What we are saying here is only common sense and common experience. You never own anything until it has become a part of you, and this never happens until you take it into yourself. Doing the work of sitting with new material, absorbing the “feel” of it, and thinking about it, and applying it, is the price you must pay if it is to be yours.

I heard, more or less between the lines, that everybody is going to hear something different in this material, that no two people are going to construct the same mental model.

No, and how could they? It is in the association with the rest of your life that this material is made yours. Given that by design everyone’s life is very different, how could or should the end-result be the same in any two instances? But – that is not a weakness but a strength.
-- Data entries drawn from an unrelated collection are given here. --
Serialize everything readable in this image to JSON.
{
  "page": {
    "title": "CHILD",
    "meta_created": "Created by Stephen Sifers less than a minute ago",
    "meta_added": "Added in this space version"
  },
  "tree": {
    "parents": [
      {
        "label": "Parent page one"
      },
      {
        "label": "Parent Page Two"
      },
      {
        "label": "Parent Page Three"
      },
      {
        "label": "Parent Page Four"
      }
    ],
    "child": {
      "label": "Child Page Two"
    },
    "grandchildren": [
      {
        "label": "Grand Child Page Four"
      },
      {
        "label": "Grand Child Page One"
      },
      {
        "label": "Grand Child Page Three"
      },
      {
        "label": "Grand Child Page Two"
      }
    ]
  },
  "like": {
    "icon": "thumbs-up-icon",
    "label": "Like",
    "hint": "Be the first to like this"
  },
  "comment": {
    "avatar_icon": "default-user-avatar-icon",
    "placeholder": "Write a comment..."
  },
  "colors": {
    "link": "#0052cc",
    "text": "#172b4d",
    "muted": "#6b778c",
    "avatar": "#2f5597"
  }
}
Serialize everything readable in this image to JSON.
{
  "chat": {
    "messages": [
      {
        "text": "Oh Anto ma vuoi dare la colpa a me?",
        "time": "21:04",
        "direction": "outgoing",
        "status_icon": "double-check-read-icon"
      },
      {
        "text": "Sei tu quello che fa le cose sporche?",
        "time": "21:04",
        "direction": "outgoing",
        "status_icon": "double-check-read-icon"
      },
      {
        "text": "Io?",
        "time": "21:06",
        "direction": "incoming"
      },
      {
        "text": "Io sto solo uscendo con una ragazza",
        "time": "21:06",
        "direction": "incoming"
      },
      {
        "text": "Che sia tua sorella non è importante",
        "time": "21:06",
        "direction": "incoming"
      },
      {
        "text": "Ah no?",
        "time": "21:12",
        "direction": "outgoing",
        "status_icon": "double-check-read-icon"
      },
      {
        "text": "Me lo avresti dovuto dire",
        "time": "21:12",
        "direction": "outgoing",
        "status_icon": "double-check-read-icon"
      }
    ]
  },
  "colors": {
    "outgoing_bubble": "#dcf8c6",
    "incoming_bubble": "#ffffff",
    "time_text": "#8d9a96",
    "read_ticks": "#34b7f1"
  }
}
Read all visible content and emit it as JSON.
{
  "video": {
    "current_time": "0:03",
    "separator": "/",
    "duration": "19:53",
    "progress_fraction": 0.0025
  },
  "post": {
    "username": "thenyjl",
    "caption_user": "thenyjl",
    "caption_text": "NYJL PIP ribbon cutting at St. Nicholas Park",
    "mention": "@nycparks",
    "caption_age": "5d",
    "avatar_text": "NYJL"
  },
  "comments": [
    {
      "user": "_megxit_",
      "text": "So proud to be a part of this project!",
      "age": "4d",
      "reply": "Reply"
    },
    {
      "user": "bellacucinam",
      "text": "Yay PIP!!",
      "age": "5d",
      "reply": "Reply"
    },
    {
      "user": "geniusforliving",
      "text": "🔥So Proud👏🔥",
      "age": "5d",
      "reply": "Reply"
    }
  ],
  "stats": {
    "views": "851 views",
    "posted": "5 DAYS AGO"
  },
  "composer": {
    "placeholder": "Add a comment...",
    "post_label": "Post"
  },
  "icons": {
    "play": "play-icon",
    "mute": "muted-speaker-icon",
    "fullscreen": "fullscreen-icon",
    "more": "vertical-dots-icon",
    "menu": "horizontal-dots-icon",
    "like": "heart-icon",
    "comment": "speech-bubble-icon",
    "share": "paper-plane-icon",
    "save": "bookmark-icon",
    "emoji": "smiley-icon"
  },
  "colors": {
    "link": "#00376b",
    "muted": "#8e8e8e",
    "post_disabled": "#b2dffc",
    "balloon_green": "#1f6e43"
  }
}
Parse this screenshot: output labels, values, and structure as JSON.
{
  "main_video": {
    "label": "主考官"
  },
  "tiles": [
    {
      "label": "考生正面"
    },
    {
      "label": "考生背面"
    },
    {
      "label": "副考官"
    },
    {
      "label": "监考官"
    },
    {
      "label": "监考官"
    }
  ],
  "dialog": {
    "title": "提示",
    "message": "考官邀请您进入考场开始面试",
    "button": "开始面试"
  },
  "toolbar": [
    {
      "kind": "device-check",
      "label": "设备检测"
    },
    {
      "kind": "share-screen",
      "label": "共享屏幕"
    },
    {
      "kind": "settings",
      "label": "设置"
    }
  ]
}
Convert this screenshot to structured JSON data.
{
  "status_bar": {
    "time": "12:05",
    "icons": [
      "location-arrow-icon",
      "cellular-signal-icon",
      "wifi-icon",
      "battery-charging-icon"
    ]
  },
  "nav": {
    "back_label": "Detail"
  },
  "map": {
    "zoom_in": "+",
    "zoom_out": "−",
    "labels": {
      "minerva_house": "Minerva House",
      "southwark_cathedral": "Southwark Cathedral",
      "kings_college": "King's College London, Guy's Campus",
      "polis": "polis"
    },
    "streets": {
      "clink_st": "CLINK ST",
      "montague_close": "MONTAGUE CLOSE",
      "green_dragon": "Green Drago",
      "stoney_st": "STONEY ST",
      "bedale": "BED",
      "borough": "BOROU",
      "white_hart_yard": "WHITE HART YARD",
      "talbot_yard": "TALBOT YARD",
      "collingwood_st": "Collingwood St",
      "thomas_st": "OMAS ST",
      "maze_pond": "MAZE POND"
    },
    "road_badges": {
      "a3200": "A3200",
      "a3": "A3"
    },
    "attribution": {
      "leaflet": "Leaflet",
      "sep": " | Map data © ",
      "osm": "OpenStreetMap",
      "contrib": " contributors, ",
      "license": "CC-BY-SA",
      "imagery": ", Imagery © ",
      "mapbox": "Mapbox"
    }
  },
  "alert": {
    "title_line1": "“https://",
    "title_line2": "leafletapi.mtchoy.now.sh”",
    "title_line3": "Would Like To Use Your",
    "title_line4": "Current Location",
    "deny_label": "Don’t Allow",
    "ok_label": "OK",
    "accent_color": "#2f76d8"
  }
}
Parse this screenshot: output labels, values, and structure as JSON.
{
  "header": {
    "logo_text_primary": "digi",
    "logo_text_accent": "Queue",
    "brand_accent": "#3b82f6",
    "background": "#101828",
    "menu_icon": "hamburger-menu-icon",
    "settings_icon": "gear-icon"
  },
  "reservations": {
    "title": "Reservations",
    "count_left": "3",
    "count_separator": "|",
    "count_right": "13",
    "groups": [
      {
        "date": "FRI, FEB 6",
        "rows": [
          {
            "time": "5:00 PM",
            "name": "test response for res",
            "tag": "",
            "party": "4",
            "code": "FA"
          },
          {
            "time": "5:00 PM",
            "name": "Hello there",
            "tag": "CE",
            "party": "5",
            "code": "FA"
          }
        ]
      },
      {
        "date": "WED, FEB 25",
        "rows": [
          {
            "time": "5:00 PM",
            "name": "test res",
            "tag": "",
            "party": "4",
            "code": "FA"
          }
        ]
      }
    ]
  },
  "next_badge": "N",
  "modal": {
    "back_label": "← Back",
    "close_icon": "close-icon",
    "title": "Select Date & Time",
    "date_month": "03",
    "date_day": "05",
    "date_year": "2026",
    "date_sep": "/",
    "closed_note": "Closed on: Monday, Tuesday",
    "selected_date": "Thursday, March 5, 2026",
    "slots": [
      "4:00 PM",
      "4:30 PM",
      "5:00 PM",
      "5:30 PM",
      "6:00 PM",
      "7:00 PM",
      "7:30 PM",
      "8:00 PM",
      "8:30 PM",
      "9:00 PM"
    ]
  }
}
Just as variety in plants is safer than genetic monotony, so variety in the application of insights is more reliable, more versatile, more enduring, then any lockstep memorized catechism could be. It is in the unvarying adoption of uniform expression of thought, that thought dies. What is as dead and deadening as petrified thought? Be, instead, living wood, growing, assimilating, connecting sky and earth and the deep underground.

Nice image.

We’ve done this before.

Seems like a place to stop, and it has been an hour and a quarter. Anything you’d like to say about last night’s program?

Only that, you see, this is the time. You and others spent many a long year yearning for the time to come round, and here it is. You are within it. Enjoy the time.

Sounds like a plan. Okay, till next time. Thanks as always.

One thought on “Working with the material

  1. Reminds me of the research on the brain that has documented that a feeling is the only thing faster than a thought. Intuition is felt, through resonance. It’s still hard to get thought out of the way in order to be a good receiver. I have to write what I’m getting without thought. This is gradually getting easier.